2010 18th IEEE Annual International Symposium on Field-Programmable Custom Computing Machines (2010)
Charlotte, North Carolina, USA
May 2, 2010 to May 4, 2010
DOI Bookmark: http://doi.ieeecomputersociety.org/10.1109/FCCM.2010.21
Understanding the structure and function of DNA sequences represents an important area of research in modern biology. Unfortunately, analysis of such data is often complicated by the presence of mutations introduced by evolutionary processes. At the lowest scale, these usually occur in biological sequences as character substitutions, insertions or deletions (indel). They increase the time-complexity of algorithms for sequence analysis by introducing an element of uncertainty, complicating their practical usage. One class of such algorithms has been designed to search for tandem repeats with possible errors - approximate tandem repeats. This paper investigates the possibilities for hardware acceleration of approximate tandem repeat searching and describes a parametrized architecture suitable for chips with FPGA technology.
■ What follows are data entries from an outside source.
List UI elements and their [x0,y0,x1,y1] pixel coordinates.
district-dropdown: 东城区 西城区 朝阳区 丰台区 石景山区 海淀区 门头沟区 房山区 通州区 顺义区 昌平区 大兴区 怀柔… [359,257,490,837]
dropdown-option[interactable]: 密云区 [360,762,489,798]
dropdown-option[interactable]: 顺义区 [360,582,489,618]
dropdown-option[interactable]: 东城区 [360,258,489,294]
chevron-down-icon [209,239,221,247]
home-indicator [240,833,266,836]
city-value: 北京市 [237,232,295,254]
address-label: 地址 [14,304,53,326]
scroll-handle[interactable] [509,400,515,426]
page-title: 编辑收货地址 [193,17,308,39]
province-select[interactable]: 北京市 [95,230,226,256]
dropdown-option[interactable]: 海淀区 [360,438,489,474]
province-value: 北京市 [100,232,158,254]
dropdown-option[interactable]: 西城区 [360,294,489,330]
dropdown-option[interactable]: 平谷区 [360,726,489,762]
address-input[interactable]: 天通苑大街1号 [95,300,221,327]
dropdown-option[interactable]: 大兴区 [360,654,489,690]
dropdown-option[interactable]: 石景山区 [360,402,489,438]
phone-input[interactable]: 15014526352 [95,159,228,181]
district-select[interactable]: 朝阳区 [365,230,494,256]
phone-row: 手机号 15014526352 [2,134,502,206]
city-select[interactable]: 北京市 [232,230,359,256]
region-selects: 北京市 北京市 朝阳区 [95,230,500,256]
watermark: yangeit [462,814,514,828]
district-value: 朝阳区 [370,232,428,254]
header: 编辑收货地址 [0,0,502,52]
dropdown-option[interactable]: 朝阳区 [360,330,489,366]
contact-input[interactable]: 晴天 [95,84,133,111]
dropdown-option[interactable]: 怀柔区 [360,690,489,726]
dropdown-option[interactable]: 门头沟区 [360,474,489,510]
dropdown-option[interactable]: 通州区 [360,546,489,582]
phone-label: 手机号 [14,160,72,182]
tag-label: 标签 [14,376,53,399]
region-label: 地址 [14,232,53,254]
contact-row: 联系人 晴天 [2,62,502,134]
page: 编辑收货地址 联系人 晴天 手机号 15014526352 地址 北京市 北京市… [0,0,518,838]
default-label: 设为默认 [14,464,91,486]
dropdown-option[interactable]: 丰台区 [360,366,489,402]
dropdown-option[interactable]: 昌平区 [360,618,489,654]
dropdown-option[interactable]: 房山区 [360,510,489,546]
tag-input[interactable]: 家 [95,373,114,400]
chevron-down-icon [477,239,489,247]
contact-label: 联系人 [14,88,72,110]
The proposed architecture is able to detect tandems with both types of errors (mismatches and indels) and does not limit the length of detected tandem. A prototype of the circuit was implemented in VHDL language and synthesized for Virtex5 technology. Application on test sequences shows that the circuit is able to speed up tandem searching in orders of thousands in comparison with the best-known software method relying on suffix arrays.
Approximate tandem repeat, dynamic programming, systolic array, FPGA, DNA
M. Lexa and T. Martínek, "Hardware Acceleration of Approximate Tandem Repeat Detection," 2010 18th IEEE Annual International Symposium on Field-Programmable Custom Computing Machines(FCCM), Charlotte, North Carolina, USA, 2010, pp. 79-86.